Below we generate grouped boxplots and densityplots for all tasks, learners and measures.
perfm = reshape2::melt(perf, id.vars = c("task.id", "learner.id", "iter"), measure.vars = c("acc", "auc"))
head(perfm)
#> task.id learner.id iter variable value
#> 1 PimaIndiansDiabetes-example lda 1 acc 0.7065217
#> 2 PimaIndiansDiabetes-example lda 2 acc 0.7789116
#> 3 PimaIndiansDiabetes-example lda 3 acc 0.7977941
#> 4 PimaIndiansDiabetes-example lda 4 acc 0.7781818
#> 5 PimaIndiansDiabetes-example lda 5 acc 0.7403509
#> 6 PimaIndiansDiabetes-example lda 6 acc 0.7681661
qplot(variable, value, data = perfm, colour = learner.id, facets = . ~ task.id, geom = "boxplot",
xlab = "measure", ylab = "performance")
qplot(value, data = perfm, colour = learner.id, facets = variable ~ task.id, geom = "density",
xlab = "performance")
It might also be useful to assess if learner performances in single resampling iterations, i.e., on the same bootstrap sample, are related. This might help to gain further insight, for example by having a closer look at bootstrap samples where one learner performs exceptionally well while another one is fairly bad. Moreover, this might be useful for the construction of ensembles of learning algorithms. Below, function ggpairs from package GGally is used to generate a scatterplot matrix of learner accuracies (acc) on the sonar data set.
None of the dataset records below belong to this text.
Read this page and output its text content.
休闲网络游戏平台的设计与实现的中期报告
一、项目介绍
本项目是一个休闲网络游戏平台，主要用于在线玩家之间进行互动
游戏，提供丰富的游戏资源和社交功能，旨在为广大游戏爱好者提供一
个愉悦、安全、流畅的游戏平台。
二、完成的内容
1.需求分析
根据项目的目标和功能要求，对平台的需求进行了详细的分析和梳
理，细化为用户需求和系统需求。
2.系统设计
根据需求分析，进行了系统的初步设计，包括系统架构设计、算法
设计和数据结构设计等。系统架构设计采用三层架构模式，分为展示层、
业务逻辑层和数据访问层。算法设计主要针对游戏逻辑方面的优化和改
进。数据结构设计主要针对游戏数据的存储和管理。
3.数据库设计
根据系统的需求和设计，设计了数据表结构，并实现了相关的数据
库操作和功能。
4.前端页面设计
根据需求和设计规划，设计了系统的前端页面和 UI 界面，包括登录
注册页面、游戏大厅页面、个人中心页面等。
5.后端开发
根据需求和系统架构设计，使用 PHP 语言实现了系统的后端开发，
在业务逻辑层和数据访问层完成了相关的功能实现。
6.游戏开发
perf = getBMRPerformances(res, task.id = "Sonar-example", as.df = TRUE)
perfr = reshape(perf, direction = "wide", v.names = c("acc", "auc"), timevar = "learner.id",
idvar = c("task.id", "iter"))
head(perfr)
#> task.id iter acc.lda auc.lda acc.rpart auc.rpart acc.rF
#> 1 Sonar-example 1 0.7468354 0.7928571 0.6202532 0.5928571 0.7341772
#> 2 Sonar-example 2 0.7466667 0.7642450 0.7066667 0.6613248 0.7200000
#> 3 Sonar-example 3 0.7968750 0.8666667 0.7031250 0.7406863 0.9062500
#> 4 Sonar-example 4 0.6666667 0.7309900 0.6266667 0.7109039 0.8000000
#> 5 Sonar-example 5 0.6883117 0.7335203 0.6753247 0.7685835 0.8051948
#> 6 Sonar-example 6 0.7792208 0.8367072 0.7272727 0.7864372 0.7922078
#> auc.rF
#> 1 0.9272727
#> 2 0.8828348
#> 3 0.9696078
#> 4 0.8884505
#> 5 0.8923562
#> 6 0.9460189
GGally::ggpairs(perfr, c(3,5,7))
Further comments
- In the examples shown in this section we applied "raw" learning algorithms, but often things are more complicated. At the very least, many learners have hyperparameters that need to be tuned to get sensible results. Reliable performance estimates can be obtained by nested resampling, i.e., by doing the tuning in an inner resampling loop while estimating the performance in an outer loop. Moreover, you might want to combine learners with pre-processing steps like imputation, scaling, outlier removal, dimensionality reduction or feature selection and so on. All this can be easily done by using mlr's wrapper functionality. The general principle is explained in the section about wrapped learners in the Advanced part of this tutorial. There are also several sections devoted to common pre-processing steps.
- Benchmark experiments can very quickly become computationally demanding. mlr offers some possibilities for parallelization.